Democracy must work abroad to protect America, Bush says

Veterans Day speeches praise the courage of U.S. soldiers through the years


WASHINGTON - President Bush said yesterday that the grand experiment of democracy must succeed in Iraq and Afghanistan, not just for the sake of the people in those countries but to protect the national security of the United States.

"Our mission in Afghanistan and Iraq is clear to our service members - and clear to our enemies," Bush said in a speech before the Heritage Foundation.

Marking Veterans Day by praising the valor of American fighting men and women across the years, Bush said the people serving in Afghanistan and Iraq today are helping "democracy, peace and justice rise in a violent and troubled region."

But as Bush spoke, there were new signs of how difficult the campaign in Iraq may ultimately be. In southern Iraq, an explosion killed at least six civilians yesterday. And Lt. Gen. Ricardo S. Sanchez, commander of the coalition ground forces, warned at a news briefing in Baghdad that more attacks on U.S. and British troops are certain. "We're going to take attacks from fundamentalists and other terrorists," he said.

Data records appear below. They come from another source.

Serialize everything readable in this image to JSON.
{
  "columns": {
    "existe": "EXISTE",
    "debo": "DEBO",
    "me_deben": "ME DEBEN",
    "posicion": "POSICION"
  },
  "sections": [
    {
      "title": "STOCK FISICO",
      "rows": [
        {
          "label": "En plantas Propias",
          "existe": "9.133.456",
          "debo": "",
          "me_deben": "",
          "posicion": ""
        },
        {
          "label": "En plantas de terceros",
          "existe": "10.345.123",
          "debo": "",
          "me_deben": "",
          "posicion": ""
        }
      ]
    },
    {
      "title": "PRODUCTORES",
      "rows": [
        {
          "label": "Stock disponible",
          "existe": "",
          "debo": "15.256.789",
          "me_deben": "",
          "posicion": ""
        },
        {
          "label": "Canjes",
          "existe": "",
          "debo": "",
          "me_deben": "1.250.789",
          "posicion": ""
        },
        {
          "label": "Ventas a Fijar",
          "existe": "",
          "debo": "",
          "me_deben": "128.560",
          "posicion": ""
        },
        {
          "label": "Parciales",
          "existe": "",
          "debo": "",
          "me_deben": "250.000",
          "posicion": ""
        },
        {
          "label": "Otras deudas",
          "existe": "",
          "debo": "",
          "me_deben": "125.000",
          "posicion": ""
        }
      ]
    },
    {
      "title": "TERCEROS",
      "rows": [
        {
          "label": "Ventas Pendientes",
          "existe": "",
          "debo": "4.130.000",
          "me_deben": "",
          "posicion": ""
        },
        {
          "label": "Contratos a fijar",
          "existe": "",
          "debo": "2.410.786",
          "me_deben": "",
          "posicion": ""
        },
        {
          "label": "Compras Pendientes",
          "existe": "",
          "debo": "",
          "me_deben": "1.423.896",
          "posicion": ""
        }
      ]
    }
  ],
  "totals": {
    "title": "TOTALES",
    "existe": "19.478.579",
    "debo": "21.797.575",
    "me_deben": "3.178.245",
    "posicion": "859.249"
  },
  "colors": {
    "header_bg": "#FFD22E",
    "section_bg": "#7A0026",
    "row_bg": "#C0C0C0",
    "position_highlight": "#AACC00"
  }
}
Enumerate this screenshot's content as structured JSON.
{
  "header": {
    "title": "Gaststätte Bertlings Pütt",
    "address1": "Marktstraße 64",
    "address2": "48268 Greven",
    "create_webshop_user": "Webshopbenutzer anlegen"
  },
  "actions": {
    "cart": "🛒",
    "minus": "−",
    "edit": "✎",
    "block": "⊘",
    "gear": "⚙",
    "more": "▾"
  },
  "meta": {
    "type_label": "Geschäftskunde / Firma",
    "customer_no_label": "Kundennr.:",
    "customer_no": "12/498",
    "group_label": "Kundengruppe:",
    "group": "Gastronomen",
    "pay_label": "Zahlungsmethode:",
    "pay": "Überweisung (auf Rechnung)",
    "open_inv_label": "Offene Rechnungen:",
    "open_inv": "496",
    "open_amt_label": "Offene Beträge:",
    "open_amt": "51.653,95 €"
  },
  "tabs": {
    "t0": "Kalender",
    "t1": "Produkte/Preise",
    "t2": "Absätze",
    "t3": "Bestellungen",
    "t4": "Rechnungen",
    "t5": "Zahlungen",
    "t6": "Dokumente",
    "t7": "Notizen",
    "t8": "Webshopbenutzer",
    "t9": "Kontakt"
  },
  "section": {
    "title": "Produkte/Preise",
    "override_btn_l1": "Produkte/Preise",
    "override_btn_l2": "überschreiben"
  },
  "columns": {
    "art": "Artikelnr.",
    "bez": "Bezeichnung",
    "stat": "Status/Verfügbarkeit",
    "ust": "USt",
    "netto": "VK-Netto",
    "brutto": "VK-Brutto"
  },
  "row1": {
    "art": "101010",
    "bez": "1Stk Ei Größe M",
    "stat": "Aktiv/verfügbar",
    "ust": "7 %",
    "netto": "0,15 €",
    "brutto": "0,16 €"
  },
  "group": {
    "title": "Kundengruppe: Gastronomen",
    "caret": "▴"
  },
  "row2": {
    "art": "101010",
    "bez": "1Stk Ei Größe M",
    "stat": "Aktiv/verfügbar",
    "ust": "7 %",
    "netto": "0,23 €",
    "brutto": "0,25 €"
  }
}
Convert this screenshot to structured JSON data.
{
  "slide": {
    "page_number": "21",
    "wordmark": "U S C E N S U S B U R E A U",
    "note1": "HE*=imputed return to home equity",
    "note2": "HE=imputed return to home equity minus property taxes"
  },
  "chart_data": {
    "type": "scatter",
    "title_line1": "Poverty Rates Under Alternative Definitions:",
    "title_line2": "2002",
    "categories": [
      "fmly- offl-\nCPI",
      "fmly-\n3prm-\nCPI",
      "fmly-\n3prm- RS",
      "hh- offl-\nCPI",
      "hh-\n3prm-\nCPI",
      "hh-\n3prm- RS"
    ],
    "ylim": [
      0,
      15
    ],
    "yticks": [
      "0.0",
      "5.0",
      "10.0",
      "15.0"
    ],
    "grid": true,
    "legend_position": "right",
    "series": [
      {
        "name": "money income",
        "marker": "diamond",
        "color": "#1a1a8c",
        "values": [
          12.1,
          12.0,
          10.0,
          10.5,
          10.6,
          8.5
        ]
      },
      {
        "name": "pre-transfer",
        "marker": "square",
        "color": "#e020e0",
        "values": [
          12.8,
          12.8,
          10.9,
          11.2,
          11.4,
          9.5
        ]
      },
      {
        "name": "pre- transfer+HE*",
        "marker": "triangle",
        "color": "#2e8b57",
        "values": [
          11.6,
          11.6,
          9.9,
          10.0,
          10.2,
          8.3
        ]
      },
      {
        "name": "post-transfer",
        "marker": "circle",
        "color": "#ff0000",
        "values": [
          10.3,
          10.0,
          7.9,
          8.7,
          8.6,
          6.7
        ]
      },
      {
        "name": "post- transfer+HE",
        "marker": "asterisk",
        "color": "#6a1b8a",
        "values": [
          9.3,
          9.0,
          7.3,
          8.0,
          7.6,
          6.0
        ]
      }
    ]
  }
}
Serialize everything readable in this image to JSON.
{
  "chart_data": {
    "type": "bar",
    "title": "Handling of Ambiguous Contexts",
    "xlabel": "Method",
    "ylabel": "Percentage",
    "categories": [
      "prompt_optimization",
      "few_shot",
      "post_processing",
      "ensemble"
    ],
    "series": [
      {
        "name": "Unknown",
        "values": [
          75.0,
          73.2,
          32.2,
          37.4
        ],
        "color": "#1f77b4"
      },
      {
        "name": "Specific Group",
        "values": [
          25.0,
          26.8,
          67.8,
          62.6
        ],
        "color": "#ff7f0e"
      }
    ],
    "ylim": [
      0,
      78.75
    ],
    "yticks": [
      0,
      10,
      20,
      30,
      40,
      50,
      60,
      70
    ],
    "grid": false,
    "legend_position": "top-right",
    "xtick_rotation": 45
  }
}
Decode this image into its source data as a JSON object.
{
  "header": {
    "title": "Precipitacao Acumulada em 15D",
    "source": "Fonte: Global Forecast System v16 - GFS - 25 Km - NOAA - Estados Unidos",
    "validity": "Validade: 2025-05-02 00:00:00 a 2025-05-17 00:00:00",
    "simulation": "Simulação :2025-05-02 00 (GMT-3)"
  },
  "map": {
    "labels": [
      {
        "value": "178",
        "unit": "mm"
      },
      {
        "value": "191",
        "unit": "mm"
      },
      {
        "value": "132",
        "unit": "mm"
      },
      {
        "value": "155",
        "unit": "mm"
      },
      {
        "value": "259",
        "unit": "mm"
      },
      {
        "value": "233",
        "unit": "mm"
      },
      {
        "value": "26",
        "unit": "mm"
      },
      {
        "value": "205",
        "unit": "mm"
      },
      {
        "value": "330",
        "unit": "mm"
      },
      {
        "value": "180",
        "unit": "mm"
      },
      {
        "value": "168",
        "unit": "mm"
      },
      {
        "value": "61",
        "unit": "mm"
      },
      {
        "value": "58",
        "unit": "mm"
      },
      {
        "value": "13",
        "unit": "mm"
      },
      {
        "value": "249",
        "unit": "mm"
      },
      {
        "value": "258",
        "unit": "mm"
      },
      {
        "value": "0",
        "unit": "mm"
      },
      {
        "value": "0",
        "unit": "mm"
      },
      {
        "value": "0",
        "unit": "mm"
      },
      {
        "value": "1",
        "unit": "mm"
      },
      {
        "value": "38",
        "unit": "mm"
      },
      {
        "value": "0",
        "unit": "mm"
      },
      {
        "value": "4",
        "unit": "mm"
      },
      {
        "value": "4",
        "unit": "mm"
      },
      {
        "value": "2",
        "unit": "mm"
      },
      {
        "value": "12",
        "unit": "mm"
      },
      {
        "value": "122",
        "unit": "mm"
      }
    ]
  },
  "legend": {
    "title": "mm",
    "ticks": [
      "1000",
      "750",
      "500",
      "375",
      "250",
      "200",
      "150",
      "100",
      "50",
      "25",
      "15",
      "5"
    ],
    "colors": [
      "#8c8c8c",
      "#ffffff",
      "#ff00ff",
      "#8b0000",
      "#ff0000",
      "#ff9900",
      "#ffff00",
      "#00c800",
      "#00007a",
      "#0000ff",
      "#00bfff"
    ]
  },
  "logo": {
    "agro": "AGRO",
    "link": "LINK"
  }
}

In his speech to the Heritage Foundation, Bush said that in fighting thousands of miles from home, U.S. soldiers are helping to ensure "that we don't face those enemies in the heart of America."

If the grand experiment with democracy should fail, Bush asserted, "more attacks on America would surely follow."

In declaring that the United States has "an unbreakable commitment" in Iraq and Afghanistan, Bush described the mission as both altruistic and eminently sensible. If representative government does take root in those two distant countries, he said, it will be good for the United States as well because "terror is not the tool of the free."

The president got a friendly reception before the Heritage Foundation, which describes itself as a research institute "whose mission is to formulate and promote conservative public policies based on the principles of free enterprise, limited government, individual freedom, traditional American values, and a strong national defense."

In the Baghdad news briefing, Sanchez insisted that, despite the inevitable bloodshed and hardships, great progress is being made. And he vigorously rejected any comparison to an earlier war, telling a questioner, "It's not Vietnam, and there's no way that you can make the comparison to the quagmire of Vietnam."

Bush's argument that democracy must take root in the two countries not just for the sake of their peoples but for the long-range security of the United States is one he has been advancing repeatedly in recent weeks.

He laid out his companion argument, that the war in Iraq is an integral part of the worldwide campaign against terrorism, at an earlier ceremony in Arlington National Cemetery.

"At this hour, many thousands are following their duty, at great risk," Bush told the cemetery audience on a damp, gray morning. "One young man serving in Iraq recently said this: `We in the military signed up and pledged to protect this great country of ours from enemies foreign and domestic. We are fighting,' he said, `so that the next generation might never have to experience anything like Sept. 11, 2001.'"

Describing the United States as "a nation at war," Bush said: "Young Americans have died in liberating Iraq and Afghanistan. They've died in securing freedom in those countries. The loss is terrible; it is borne especially by the families left behind. But in their hurt and in their loneliness, I want these families to know your loved ones served in a good and just cause."

Bush recalled an earlier generation, their ranks almost gone now. "On Veterans Day 2003, it is still possible to thank in person almost 200 Americans who were in uniform when the guns of World War I went silent 85 years from today," he said. "All the men who served when Woodrow Wilson was the commander in chief are now more than a hundred years old, and they can know that America is still proud of them."